Cameron considers ban on UK jihadists returning home
British-born jihadists in Iraq and Syria could be temporarily banned from returning to the UK under plans being considered by the government.
The BBC understands UK nationals suspected of being involved in terror acts would be allowed to keep their British citizenship.
But they would be prevented from re-entering the UK for a period of time.
David Cameron will set out plans to counter the threat posed by Islamic State militants to MPs on Monday.
At least 500 people from the UK are thought to have gone to fight in Syria, although ministers say they do not know the exact number.
The number of people arrested in the UK for Syria-related activity stands at 69, according to a recent briefing by senior police officers.
In his statement the prime minister is also expected to announce plans to make it easier to seize the passports of would-be terrorists travelling abroad.
A government source told BBC News: "The government is considering a range of measures to keep the country safe in the face of an increased threat level from Islamist extremism.
"The areas include making it harder for potential foreign fighters to travel abroad by making it easier to remove their passports through additional temporary seizure powers at the border.
"We are also looking at stopping British citizens from re-entering the country if they are suspected of terrorist activity abroad.
"Previously, our range of powers to prevent return to the UK applied only to foreign nationals, dual nationals or naturalised citizens."
The government source confirmed "details of the package are being finalised" and would be announced by the prime minister in a Commons statement on Monday.

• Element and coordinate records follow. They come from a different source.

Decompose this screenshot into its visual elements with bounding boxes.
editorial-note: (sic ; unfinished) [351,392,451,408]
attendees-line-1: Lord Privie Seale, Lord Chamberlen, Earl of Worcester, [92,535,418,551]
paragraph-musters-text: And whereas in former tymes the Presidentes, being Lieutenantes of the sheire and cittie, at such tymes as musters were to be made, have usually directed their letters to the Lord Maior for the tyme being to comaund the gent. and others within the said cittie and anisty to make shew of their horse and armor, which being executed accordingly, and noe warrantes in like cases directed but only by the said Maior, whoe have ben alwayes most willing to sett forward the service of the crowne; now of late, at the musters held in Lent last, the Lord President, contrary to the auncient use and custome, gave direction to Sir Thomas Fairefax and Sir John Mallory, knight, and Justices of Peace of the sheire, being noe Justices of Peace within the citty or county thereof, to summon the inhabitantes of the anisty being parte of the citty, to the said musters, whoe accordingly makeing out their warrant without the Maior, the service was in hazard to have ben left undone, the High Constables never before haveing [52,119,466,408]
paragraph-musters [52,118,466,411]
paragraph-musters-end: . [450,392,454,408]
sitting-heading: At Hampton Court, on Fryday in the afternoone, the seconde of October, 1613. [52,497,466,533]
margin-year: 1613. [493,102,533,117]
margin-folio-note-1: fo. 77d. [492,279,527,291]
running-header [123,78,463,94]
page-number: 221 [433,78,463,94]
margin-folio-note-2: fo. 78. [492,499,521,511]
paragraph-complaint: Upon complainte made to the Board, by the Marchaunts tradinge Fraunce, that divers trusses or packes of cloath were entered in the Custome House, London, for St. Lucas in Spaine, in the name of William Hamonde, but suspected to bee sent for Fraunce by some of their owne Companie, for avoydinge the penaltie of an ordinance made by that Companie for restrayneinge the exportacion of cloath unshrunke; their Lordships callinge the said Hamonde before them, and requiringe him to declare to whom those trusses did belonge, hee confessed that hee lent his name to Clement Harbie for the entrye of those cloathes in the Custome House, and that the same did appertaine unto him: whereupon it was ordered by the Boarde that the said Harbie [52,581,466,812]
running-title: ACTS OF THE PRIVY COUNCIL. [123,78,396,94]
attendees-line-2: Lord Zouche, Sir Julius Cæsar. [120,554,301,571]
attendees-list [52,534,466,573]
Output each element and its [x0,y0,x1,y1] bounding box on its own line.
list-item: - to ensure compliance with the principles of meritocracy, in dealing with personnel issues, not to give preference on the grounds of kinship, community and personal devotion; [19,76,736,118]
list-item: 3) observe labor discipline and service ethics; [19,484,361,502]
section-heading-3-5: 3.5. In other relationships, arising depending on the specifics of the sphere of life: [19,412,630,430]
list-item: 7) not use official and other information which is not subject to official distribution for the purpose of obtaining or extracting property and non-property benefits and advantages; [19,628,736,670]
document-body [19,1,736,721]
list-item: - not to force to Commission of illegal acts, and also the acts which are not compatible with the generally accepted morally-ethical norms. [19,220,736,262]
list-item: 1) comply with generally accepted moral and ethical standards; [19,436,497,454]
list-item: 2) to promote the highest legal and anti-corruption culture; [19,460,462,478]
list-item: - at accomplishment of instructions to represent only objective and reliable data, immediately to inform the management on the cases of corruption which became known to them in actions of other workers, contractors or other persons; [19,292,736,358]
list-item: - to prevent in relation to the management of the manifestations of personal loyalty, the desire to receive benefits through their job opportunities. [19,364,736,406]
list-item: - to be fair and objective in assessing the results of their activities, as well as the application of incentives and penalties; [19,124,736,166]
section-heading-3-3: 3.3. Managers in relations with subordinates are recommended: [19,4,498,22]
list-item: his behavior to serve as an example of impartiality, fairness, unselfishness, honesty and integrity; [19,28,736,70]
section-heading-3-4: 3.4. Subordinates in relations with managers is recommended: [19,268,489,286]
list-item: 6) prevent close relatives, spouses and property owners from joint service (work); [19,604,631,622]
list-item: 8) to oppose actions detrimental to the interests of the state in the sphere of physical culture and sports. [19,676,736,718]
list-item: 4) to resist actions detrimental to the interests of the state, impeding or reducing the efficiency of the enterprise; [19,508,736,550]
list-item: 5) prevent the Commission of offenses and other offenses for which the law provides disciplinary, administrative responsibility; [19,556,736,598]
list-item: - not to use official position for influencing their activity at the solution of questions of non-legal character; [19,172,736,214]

But former Lib Dem leader Sir Menzies Campbell said a temporary ban on British citizens re-entering the country may be illegal.
Sir Menzies told BBC Radio 4's The World This Weekend: "I think it's rather difficult and it might well constitute illegality. To render citizens stateless is regarded as illegal in international law.
"To render them stateless temporarily, which seems to me the purpose of what's being proposed, can also I think be described as illegal.
"At the very least it's the kind of question that will be tested here in our own courts and perhaps also in the European Court of Human Rights."
Mr Cameron is also likely to consider strengthening terrorism prevention and investigation measures - or Tpims - which were the coalition's replacement for control orders.
However, the Liberal Democrats have said they would only agree to policies that were made calmly, on the basis of evidence and that maintained the liberty of British citizens.
The home secretary already has the power - under the Royal Prerogative - to withhold a passport if it is in the public interest to stop somebody travelling.
The UK's terror threat level was raised to "severe" from "substantial" on Friday in response to the deepening conflict in Iraq and Syria.
The new alert level rates the risk of an attack on the UK as "highly likely", although Downing Street said there was no evidence to suggest one is "imminent".
The rating is the second highest of five possible UK threat levels and is the highest since 2011.
Labour leader Ed Miliband has suggested the introduction of a "mandatory programme" of deradicalisation for people "drawn into the fringes of extremism".
Writing in the Independent, he also urged the government to revisit the decision to scrap the control orders regime for terror suspects.
Former Liberal Democrat leader Lord Ashdown has accused Conservative ministers of a "kneejerk" reaction to the terrorism threat from extremists.
He told The Observer the biggest threat was not returning jihadists but "a widening religious war which threatens, not just to engulf the Middle East and change its borders, but to spread across the entire global Islamic community".
Defence Secretary Michael Fallon said new measures to tackle the raised threat of terrorism in the UK were "not a knee jerk reaction", but were needed to deal with "some gaps" in "our current armoury".
Speaking on Sky News, Mr Fallon said the government was looking at "what more we can do to tighten up their movement in and out of Syria," adding: "We have to be better prepared."
He said a "number of young men [were] going to Syria and slipping back again" but he acknowledged the government did not know exactly how many Britons had gone to Syria and Iraq to fight.
"Nobody has an exact number, we know it is several hundred".
The defence secretary also confirmed two RAF Hercules aircraft took part in a humanitarian aid drop at Amerli in northern Iraq on Saturday night.
But he repeatedly said the UK had not been asked to take part in air strikes in Iraq.